Quando eu era
criança, antes mesmo de saber ler e escrever , fiz uma rica descoberta que não
cabe no
que ensinam cartilhas e tabuadas: aprendi que se podia brincar também
com o pensamento.
Foi assim: após
aprender a contar de zero a dez, descobri que o zero nem sempre é zero, isto é
, coisa nenhuma. Ele é coisa nenhuma
quando é visto sozinho, isolado, como se fosse um ego ensimesmado.
Mas se engana
quem acha que o zero é só isso. Pois quando o zero é colocado para fazer
companhia ao 1, e este aceita a companhia do zero, o 1 vira 10. Como pode o
zero fazer o mero 1 se tornar dez “uns”, isto é, dez unidades dele mesmo?
E essa
interrogação levava a outras: colocando dois zeros , o 1 cresce ainda mais, sem
deixar de ser 1, mas ao mesmo tempo já não sendo : ele se torna 100! Colocando
mais um zero, nasce o 1.000!
Descobri então que o zero não é uma
“nulidade”, a não ser que ele , autonegando-se, se deixe reduzir a isso.

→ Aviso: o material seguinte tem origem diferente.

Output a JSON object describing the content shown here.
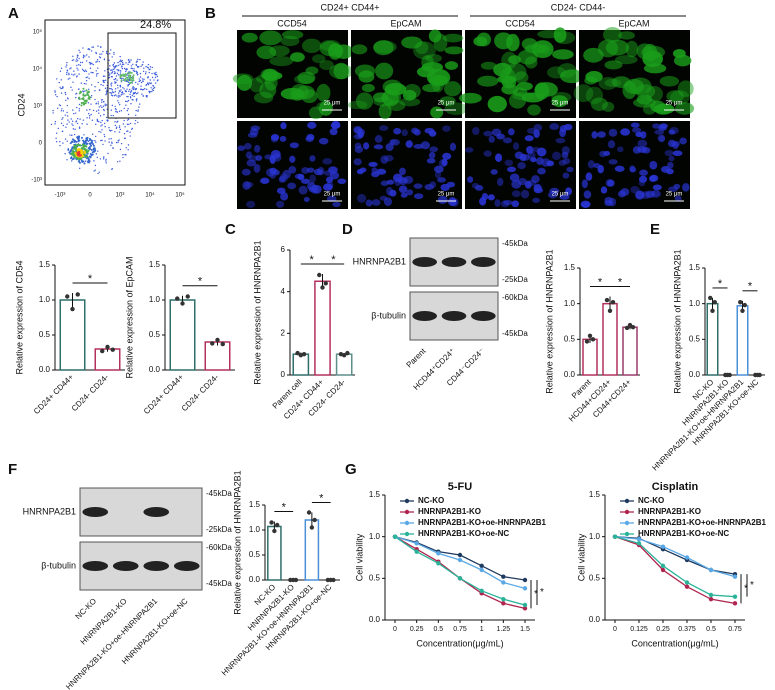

Pois se a gente colocar o zero na companhia de outro número dele diferente,
do encontro nascem outros números, como
se dentro do zero existissem
potencialidades que a gente só conhece quando ele "desabre” ( “desabrir” é
prática poético-pedagógica, existencial,
ensinada pelo poeta Manoel de
Barros) .
O zero precisa do 1 para se saber mais do que
zero. É a diferença, o outro, que o enriquece. Quando o zero conhece a si próprio, ele vê então o que ele
é de verdade: não coisa nenhuma , mas um “ovo”, uma realidade cheia de
potencialidades a nascer.
Depois de
fazer essa descoberta, ainda bem
criança, sempre que alguém perguntava minha idade eu respondia: “Tenho mais de
1.000 anos!”, e os adultos riam achando que eu não sabia contar os anos. Mas na
verdade eu queria dizer , brincando, que
o pensar faz a alma aumentar em mil seu
tamanho.
Depois aprendi
com poetas e filósofos emancipadores que
o pensar só é autêntico quando faz a gente agir para sair do ovo . E quanto
mais gente sair ( mil, milhares, milhões...) , mais difícil fica para o poder
autorit4rio querer nos reduzir a coisa nenhuma.
A autêntica riqueza não é acumular milhõe$ ou bilhõe$, a autêntica riqueza está neste zero transmutador do qual não há nota ou moeda: com essa riqueza
o “mercado” não lucra e nem pode extorquir juros com ela....
Manoel de Barros
chama de “nada” a esse “zero” enriquecedor , e ensina: “perder o nada é um
empobrecimento.”
“Às vezes
começa-se a brincar de pensar,
e eis que
inesperadamente o brinquedo é que começa a brincar conosco.”
( Clarice
Lispector)
"A
zeroidade é o plano de imanência do pensamento."
(Deleuze)
“Todas as ideias salutares devem
estar em movimento, em permanente atuação, de modo a serem para nós não só
objeto de conhecimento mas também de prática.”